The Steenkamp family is literally living proof of this, boasting five generations of women currently alive and well.
Martha Steenkamp was born on July 22, 1919. To put it into perspective, 1919 was the same year that Nat King Cole was born, the same year that the first crossing of the Atlantic Ocean took place by air and the very same year that Nobel Prize winning chemist, Emil Fischer (born 1852), committed suicide. All of these events happened 98 years ago and this year, Martha Steenkamp will celebrate her 98th birthday.
Recently, the five generations of Steenkamp women gathered for the weekend at the retirement home where Martha currently resides in Vryheid, where Martha was introduced to the fifth generation of Steenkamp, her great-great-granddaughter, Danica Janse van Vuuren.
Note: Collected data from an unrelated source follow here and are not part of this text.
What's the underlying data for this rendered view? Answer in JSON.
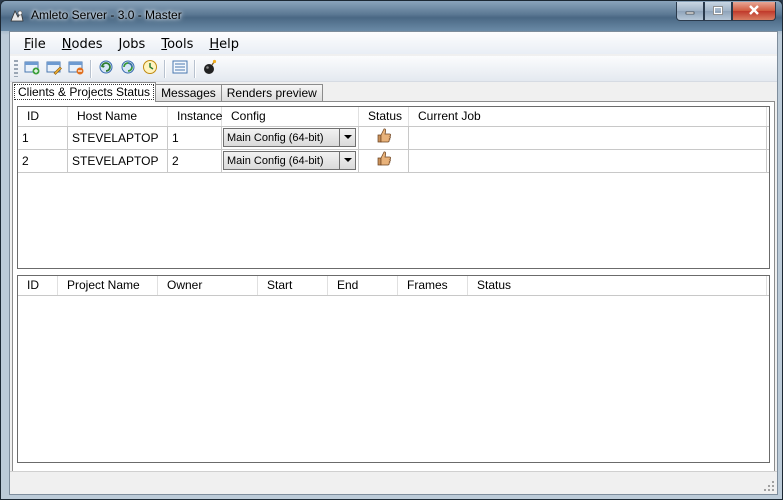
{
  "window": {
    "title": "Amleto Server - 3.0 - Master",
    "controls": [
      "minimize-icon",
      "maximize-icon",
      "close-icon"
    ]
  },
  "menu": [
    {
      "prefix": "",
      "key": "F",
      "rest": "ile"
    },
    {
      "prefix": "",
      "key": "N",
      "rest": "odes"
    },
    {
      "prefix": "",
      "key": "J",
      "rest": "obs"
    },
    {
      "prefix": "",
      "key": "T",
      "rest": "ools"
    },
    {
      "prefix": "",
      "key": "H",
      "rest": "elp"
    }
  ],
  "toolbar": {
    "groups": [
      [
        "add-job-icon",
        "edit-job-icon",
        "remove-job-icon"
      ],
      [
        "refresh-icon",
        "refresh-all-icon",
        "schedule-icon"
      ],
      [
        "list-icon"
      ],
      [
        "bomb-icon"
      ]
    ]
  },
  "tabs": [
    {
      "label": "Clients & Projects Status",
      "active": true
    },
    {
      "label": "Messages",
      "active": false
    },
    {
      "label": "Renders preview",
      "active": false
    }
  ],
  "clients_table": {
    "columns": [
      "ID",
      "Host Name",
      "Instance",
      "Config",
      "Status",
      "Current Job"
    ],
    "rows": [
      {
        "id": "1",
        "host": "STEVELAPTOP",
        "instance": "1",
        "config": "Main Config (64-bit)",
        "status_icon": "thumbs-up-icon",
        "job": ""
      },
      {
        "id": "2",
        "host": "STEVELAPTOP",
        "instance": "2",
        "config": "Main Config (64-bit)",
        "status_icon": "thumbs-up-icon",
        "job": ""
      }
    ]
  },
  "projects_table": {
    "columns": [
      "ID",
      "Project Name",
      "Owner",
      "Start",
      "End",
      "Frames",
      "Status"
    ],
    "rows": []
  },
  "colors": {
    "title_bar": "#5b7893",
    "close_button": "#c0392b",
    "client_bg": "#f0f0f0"
  }
}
‘Ouma Martha’, as she is affectionately known, gave birth to her daughter, Ester Steenkamp on February 6, 1945, at the age of 25. In 1966, on May 24, Ester gave birth to Martha’s first granddaughter, Cariena van Deventer (Steenkamp), who gave birth to Martha’s first great-granddaughter, Venessa Janse van Vuuren (van Deventer) on December 29, 1985. The youngest in the line, little Danica Janse van Vuuren was born on November 4, 2016. That makes the age gap between the oldest and the youngest living Steenkamp women 35 535 days or 97 years, three months and 13 days.
According to the Guinness Book of World Records, the most generations alive in a single family has been seven.